Why You Might Not Need Another “A-Player” On Your Team
Why Competence Without Character Will Always Break What You're Trying to Build
Hiring is one of the most high-stakes decisions you’ll ever make.
Not because of how it starts, but because of how it ends. I’ve watched dozens of organizations hire someone who looked perfect on paper, crushed the interview, and brought a resume that practically sold itself, only to end up creating chaos six months later.
And here’s the pattern: it’s rarely a skill issue. It’s always a character one.
You don’t lose sleep because someone missed a technical detail. You lose sleep because they eroded trust. They played political games. They chased credit. They refused feedback. They were great at what they did, but careless with how they did it and everyone around them paid the price.
If you’ve been there, you know. The person who checked every box on the job description became the reason your top performers started looking for the exit.
That kind of damage doesn’t start with bad intentions. It starts with the wrong priorities in the hiring process.
Today I want to talk about why most hiring models fail and how you build teams that actually last.
The Temptation to Hire for the Wrong Reasons
When pressure is high and results matter, it’s easy to default to the most measurable data: certifications, skills, metrics, and past results. But when you put someone in a position of influence without vetting their integrity, what you gain in speed you lose in stability.
This is where the disconnect begins. We assume competency will lead to culture fit. But culture will never be protected by talent. It’s protected by trust. And trust is built by people who show up consistently, take responsibility, and handle power with humility.
Most leaders don’t slow down long enough to examine those qualities.
But Scripture gives us a different lens.
“Above all else, guard your heart, for everything you do flows from it.” — Proverbs 4:23 NIV
This isn’t a feel-good reminder about being kind. It’s a foundational leadership principle.
If everything flows from the heart, then what’s in someone’s character will eventually show up in their leadership, especially under pressure.
Skills may open doors, but your heart determines what happens once you're inside.
Hiring without assessing a person’s heart is like building a house without checking the foundation. It may stand for a while, but when stress comes, and it always comes, it won’t hold.
That’s why Proverbs doesn’t say "occasionally check" your heart.
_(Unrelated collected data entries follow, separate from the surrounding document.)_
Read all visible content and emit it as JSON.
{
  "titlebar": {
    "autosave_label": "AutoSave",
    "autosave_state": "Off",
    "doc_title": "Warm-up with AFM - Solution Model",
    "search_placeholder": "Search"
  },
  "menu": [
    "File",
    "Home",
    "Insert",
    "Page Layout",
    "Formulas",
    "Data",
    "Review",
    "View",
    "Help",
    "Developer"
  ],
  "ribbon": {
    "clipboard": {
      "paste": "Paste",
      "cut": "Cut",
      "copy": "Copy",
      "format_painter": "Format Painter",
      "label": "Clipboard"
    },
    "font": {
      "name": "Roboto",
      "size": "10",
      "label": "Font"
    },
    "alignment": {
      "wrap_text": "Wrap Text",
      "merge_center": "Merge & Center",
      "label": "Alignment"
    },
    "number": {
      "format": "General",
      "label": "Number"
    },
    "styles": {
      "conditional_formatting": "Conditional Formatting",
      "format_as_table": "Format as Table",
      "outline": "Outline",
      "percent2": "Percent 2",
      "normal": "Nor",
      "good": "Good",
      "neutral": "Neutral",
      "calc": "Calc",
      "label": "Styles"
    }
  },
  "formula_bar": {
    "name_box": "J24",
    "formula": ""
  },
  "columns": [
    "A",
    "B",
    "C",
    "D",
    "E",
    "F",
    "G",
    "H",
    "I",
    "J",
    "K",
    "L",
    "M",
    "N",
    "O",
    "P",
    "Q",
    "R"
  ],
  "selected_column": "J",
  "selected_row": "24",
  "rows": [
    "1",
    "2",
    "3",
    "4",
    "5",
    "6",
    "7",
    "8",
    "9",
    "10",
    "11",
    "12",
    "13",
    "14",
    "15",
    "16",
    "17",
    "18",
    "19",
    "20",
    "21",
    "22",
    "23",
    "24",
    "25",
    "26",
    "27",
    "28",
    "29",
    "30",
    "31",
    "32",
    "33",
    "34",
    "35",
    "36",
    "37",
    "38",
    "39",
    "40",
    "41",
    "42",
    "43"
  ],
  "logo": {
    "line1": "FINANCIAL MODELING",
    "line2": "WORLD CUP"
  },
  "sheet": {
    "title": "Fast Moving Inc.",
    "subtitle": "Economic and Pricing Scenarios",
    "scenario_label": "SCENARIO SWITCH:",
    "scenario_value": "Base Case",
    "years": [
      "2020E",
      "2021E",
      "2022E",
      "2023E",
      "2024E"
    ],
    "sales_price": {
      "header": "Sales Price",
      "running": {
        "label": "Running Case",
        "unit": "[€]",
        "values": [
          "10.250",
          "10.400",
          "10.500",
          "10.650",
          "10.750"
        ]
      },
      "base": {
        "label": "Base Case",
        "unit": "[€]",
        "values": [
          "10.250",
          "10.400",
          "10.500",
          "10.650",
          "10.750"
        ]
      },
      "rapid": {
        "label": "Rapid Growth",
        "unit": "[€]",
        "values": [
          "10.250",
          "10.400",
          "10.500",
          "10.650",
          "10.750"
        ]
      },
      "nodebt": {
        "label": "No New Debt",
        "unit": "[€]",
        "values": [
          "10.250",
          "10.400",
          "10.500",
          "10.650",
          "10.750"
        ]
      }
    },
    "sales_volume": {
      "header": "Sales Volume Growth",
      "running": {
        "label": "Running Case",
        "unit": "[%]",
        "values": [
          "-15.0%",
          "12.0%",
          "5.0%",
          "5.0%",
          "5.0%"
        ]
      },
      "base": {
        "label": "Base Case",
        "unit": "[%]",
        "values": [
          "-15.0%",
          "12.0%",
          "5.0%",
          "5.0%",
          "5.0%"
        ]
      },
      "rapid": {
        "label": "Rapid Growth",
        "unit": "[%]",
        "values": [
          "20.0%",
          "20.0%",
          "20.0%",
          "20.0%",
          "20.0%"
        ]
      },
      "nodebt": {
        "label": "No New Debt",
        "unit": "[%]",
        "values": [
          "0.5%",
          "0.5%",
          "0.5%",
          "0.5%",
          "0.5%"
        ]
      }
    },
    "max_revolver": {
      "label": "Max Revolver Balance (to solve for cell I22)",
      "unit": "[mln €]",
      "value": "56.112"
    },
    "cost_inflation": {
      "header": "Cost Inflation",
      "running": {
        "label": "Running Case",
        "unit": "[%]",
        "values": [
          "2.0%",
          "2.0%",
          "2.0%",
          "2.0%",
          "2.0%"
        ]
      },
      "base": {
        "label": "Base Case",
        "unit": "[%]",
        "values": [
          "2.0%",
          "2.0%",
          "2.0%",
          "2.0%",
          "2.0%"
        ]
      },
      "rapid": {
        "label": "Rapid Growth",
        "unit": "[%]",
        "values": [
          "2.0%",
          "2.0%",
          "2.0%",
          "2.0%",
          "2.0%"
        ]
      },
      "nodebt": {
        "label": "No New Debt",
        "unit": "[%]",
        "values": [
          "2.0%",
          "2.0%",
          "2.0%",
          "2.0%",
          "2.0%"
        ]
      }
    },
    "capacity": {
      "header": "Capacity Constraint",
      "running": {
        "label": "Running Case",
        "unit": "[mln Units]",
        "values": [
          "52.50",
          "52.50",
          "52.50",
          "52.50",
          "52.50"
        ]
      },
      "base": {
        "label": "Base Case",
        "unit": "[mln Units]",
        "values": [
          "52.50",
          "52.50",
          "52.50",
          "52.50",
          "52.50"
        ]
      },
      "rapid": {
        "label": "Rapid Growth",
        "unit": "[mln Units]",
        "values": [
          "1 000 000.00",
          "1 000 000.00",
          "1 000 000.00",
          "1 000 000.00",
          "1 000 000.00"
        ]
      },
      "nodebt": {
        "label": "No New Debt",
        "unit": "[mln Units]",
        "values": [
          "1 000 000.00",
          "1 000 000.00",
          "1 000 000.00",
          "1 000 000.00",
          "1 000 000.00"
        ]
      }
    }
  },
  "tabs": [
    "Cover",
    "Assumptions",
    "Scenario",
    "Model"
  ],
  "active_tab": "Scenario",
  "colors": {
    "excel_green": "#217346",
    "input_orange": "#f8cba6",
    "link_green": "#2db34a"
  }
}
It says "guard it, above all else."
What if we brought that same vigilance to our hiring?
When the Resume Outpaces the Integrity
The warning signs don’t always show up on day one. In fact, the most dangerous hires are often the most impressive at first. They’re articulate, confident, technically sound, and quick to learn. But beneath the surface, something’s off.
They manipulate data to win an argument.
They take credit for team wins and shift blame when things go sideways.
They flatter up and pressure down.
And because they produce results, they often go unchecked until the culture is fractured and trust is gone.
I’ve sat across from executives and leaders who couldn’t figure out why their once-thriving team was now filled with tension. I’ve walked teams through cleanup after one person’s hidden character flaws created a ripple effect that almost destroyed the organization.
They didn’t hire a bad person. They hired someone whose heart was misaligned and didn’t catch it until it was too late.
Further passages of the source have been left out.